The Australian

From the Crikey grapevine, it’s the latest tips and rumours…

Flogging a debunked horse. Since News Corp and the government are trying to re-run the asylum seeker scare campaign of 2001, it’s understandable that they’re pulling out other scare campaigns of yesteryear. 

A favourite Howard government technique for rejecting climate change action was that it would cost tens of thousands of jobs and tens of billions of dollars. That claim was based on fossil-fuel industry funded modelling purporting to show the differences over many decades between business-as-usual scenarios and scenarios involving climate action (usually with maximal assumptions about negative impacts). The differences were then presented as real-world outcomes (“climate change will cost 100,000 jobs, new report shows”) when they were entirely fictional.

The master of such modelling was Brian Fisher, when he ran the Australian Bureau of Agriculture and Resource Economics, although he is better known in Canberra these days for being part of the ill-fated right-wing economics consultancy Concept Economics.

This week, The Australian ran a report from Fisher that could have come straight from the glory days of the Howard government’s climate denialism. Hilariously, author Simon “drops king” Benson tried to portray Fisher as some sort of moderate in climate debates, ignoring Fisher’s long history at ABARE (where he insisted that land clearing restrictions were “frankly irrational”).
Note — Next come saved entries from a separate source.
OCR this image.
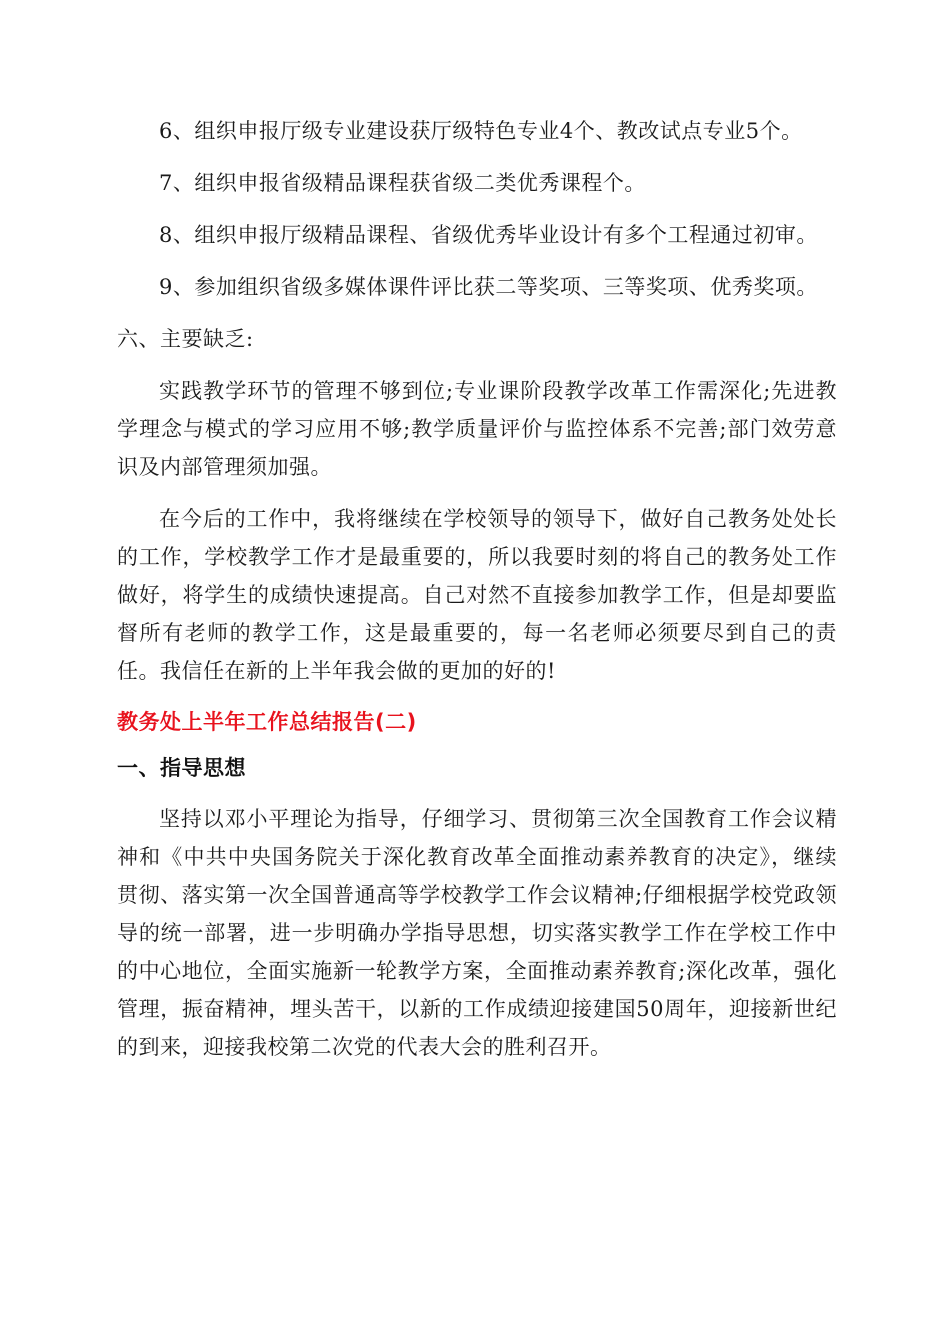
6、组织申报厅级专业建设获厅级特色专业4个、教改试点专业5个。

7、组织申报省级精品课程获省级二类优秀课程个。

8、组织申报厅级精品课程、省级优秀毕业设计有多个工程通过初审。

9、参加组织省级多媒体课件评比获二等奖项、三等奖项、优秀奖项。

六、主要缺乏:

实践教学环节的管理不够到位;专业课阶段教学改革工作需深化;先进教学理念与模式的学习应用不够;教学质量评价与监控体系不完善;部门效劳意识及内部管理须加强。

在今后的工作中，我将继续在学校领导的领导下，做好自己教务处处长的工作，学校教学工作才是最重要的，所以我要时刻的将自己的教务处工作做好，将学生的成绩快速提高。自己对然不直接参加教学工作，但是却要监督所有老师的教学工作，这是最重要的，每一名老师必须要尽到自己的责任。我信任在新的上半年我会做的更加的好的!

教务处上半年工作总结报告(二)
一、指导思想

坚持以邓小平理论为指导，仔细学习、贯彻第三次全国教育工作会议精神和《中共中央国务院关于深化教育改革全面推动素养教育的决定》，继续贯彻、落实第一次全国普通高等学校教学工作会议精神;仔细根据学校党政领导的统一部署，进一步明确办学指导思想，切实落实教学工作在学校工作中的中心地位，全面实施新一轮教学方案，全面推动素养教育;深化改革，强化管理，振奋精神，埋头苦干，以新的工作成绩迎接建国50周年，迎接新世纪的到来，迎接我校第二次党的代表大会的胜利召开。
Fisher hasn’t updated his techniques since the Howard years, however, so he peddled similar claims — presented in literally apocalyptic terms by Benson — that differences between scenarios were actual job losses. Alas for Brian and Simon — and Liberal climate denialists like Angus Taylor who seized on the “report” — it’s no longer 2001 in the media. Fisher’s report was quickly demolished by Renew Economy and on social media. Update your tactics, chaps.

The Herald‘s $500 schmooze-fest. Ms Tips has recently been inundated with ads for this weekend’s long-awaited Sydney Morning Herald Schools Summit, a day-long event which marks a continuation of the Nine masthead’s focus on education. The event boasts a star-studded line-up of politicians, journalists, and industry insiders (aka private school principals); attendees will hear them opine on everything from AI in the classroom, to the future of selective schools (one of the Herald’s favourite punching bags).

Education minister Dan Tehan will deliver a keynote, followed by a “fireside chat” between deputy Labor leader Tanya Plibersek and Herald editor Lisa Davies. This excellent hobnobbing opportunity, which contributes eight hours towards getting accredited as a teacher in NSW, could be yours — all for a very cool $544.50 (including GST).

Nationals’ geographic. Horny National Party men may have been pushed off the front page, but that hasn’t stopped them providing regular, insightful commentary on the state of the country. Since his demotion to the backbench, former deputy prime minister Barnaby Joyce has enjoyed the freedom to tweet his mind — first there was this bizarre bit of Snapchat art, then a torturous visual gag about cricket.

This week, it was the very large moon which caught Joyce’s attention:

The only thing bigger than the moon was Joyce’s ever large Twitter ratio.

Not to be outdone, Nationals MP Andrew Broad, fresh off the Sugar Baby scandal that ended his parliamentary career, offered some thoughts on the Coalition’s notorious female representation problem. “Politics is very gruelling on people who want to have a family, and the very nature of biology is that it’s tougher on women,” Broad said.

A Fringe estimate. The fringe festival rolled into Adelaide last week and the sleepy South Australian capital is coming alive. Still, in their excitement for what locals call “Mad March”, the organisers might have somewhat overestimated national media interest in the festival.

An email received by Crikey claimed that there were more than 600 accredited journalists attending the festival. This figure ought be taken with a slight grain of salt — there probably aren’t even close to half that many arts journalists in Australia. As Crikey recently reported, it is a fast dwindling beat. Perhaps Mad March got to their heads.